Michael McCoyd uses polio history to shed light on Coronavirus vaccine in NY Times Op-Ed

CS graduate student Michael McCoyd (advisor: David Wagner) has co-authored an op-ed piece in the New York Times titled "What to Expect When a Coronavirus Vaccine Finally Arrives," which offers sobering lessons from the history of the polio vaccine. It took over 60 years from the onset of the first polio epidemic for a safe and effective vaccine to be developed and attempts to hasten the process often led to tragedy. McCoyd, who is in the Secure Computing group, says the article arose from a class he took in the J-school to learn more about fighting disinformation titled "Science Denial: Role of the Media."  When the J-school shifted focus to COVID-19 coverage, Prof. Elena Conis, an historian of vaccination, suggested story ideas for the students to pitch.  With their pitch accepted by the New York Times, McCoyd and classmate Jessie Moravek, a graduate student in environmental science, wrote what became the op-ed with Prof. Conis.

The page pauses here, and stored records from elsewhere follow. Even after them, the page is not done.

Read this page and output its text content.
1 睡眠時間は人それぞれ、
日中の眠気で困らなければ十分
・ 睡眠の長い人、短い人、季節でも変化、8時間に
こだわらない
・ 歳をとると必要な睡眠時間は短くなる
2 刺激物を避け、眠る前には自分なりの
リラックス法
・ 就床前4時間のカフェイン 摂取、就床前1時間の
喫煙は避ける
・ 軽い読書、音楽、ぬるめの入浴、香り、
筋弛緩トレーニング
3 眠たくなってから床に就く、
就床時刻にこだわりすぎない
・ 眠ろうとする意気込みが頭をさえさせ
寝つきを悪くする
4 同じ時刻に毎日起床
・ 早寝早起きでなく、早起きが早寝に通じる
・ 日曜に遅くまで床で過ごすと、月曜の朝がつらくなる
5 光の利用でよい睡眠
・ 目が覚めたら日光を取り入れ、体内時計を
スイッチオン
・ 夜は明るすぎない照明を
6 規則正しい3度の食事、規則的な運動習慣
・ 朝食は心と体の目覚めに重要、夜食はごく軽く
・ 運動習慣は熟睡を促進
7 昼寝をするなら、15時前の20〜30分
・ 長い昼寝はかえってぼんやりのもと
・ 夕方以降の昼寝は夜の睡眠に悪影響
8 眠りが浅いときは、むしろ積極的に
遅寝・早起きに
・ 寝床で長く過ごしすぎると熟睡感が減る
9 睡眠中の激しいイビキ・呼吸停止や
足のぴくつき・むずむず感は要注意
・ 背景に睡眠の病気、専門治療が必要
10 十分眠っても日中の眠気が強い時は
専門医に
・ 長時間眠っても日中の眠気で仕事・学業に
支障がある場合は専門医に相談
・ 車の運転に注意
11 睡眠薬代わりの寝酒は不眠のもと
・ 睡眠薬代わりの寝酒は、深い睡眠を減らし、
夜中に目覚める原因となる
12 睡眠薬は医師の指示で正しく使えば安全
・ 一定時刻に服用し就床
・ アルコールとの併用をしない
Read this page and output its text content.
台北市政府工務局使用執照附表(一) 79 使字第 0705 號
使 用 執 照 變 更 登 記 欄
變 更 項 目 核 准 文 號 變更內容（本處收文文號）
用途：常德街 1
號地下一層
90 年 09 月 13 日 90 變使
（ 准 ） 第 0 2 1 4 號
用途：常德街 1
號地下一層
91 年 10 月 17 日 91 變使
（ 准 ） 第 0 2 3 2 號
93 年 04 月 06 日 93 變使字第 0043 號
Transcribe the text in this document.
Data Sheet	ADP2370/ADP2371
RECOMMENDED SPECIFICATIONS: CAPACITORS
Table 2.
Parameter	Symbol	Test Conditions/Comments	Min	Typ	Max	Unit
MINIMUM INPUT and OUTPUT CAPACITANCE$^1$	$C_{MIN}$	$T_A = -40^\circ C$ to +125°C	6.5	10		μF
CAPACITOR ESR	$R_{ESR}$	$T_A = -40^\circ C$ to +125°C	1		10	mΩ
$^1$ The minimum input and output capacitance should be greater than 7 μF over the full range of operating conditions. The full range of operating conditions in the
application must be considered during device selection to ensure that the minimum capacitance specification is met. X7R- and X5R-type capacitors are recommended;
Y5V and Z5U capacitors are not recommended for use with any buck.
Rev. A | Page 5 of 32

Celebrate 2020 EECS Graduates on Tuesday, May 19

The College of Engineering will be hosting a Celebration of Graduates on Tuesday, May 19, 2020.   The site will go live at 9 a.m. and visitors will be allowed to engage with the content as they wish.  The online, self-guided program is intended to acknowledge and celebrate our graduates’ accomplishments and will include recorded video remarks from the dean, department chairs and other speakers, as well as personalized slides for each graduate.   Plans for a formal graduation ceremony will be announced at a later date.  Congratulations messages to graduates posted on social media using the hashtag #becelebration2020 will appear on the celebration site.   Contact bears@berkeley.edu for more information.

EECS researchers discover ferroelectricity at the atomic scale

A team of researchers led by EE Prof. Sayeef Salahuddin and his graduate student, Suraj Cheema, have managed to grow an ultra-thin material on silicon that can power tiny electronic devices at the atomic scale.  Prior to this fundamental breakthrough, the thinnest conventional material that could demonstrate stable ferroelectricity was 3 nanometers thick.  The new ultrathin material, made of doped hafnium oxide just 1 nanometer thick (equivalent to the size of two atomic building blocks), can demonstrate even stronger ferroelectricity than material several times thicker.  This means it can efficiently power increasingly smaller devices, including memory and logic chips, batteries and sensors, with lower amounts of energy.  The findings were published in the April 22 issue of Nature.

Daniel Fremont wins ACM SIGBED Dissertation Award

Freshly-graduate CS Ph.D. student Daniel J. Fremont (advisor: Sanjit Seshia) has won the Association for Computing Machinery (ACM) Special Interest Group on Embedded Systems (SIGBED) Paul Caspi Memorial Dissertation Award for his thesis on "Algorithmic Improvisation."  The award, which was established in 2013, recognizes outstanding doctoral dissertations that significantly advance the state of the art in the science of embedded systems.  Fremont's thesis proposes a theory of algorithmic improvisation to enable the correct-by-construction synthesis of randomized systems, and explores its applications to safe autonomy.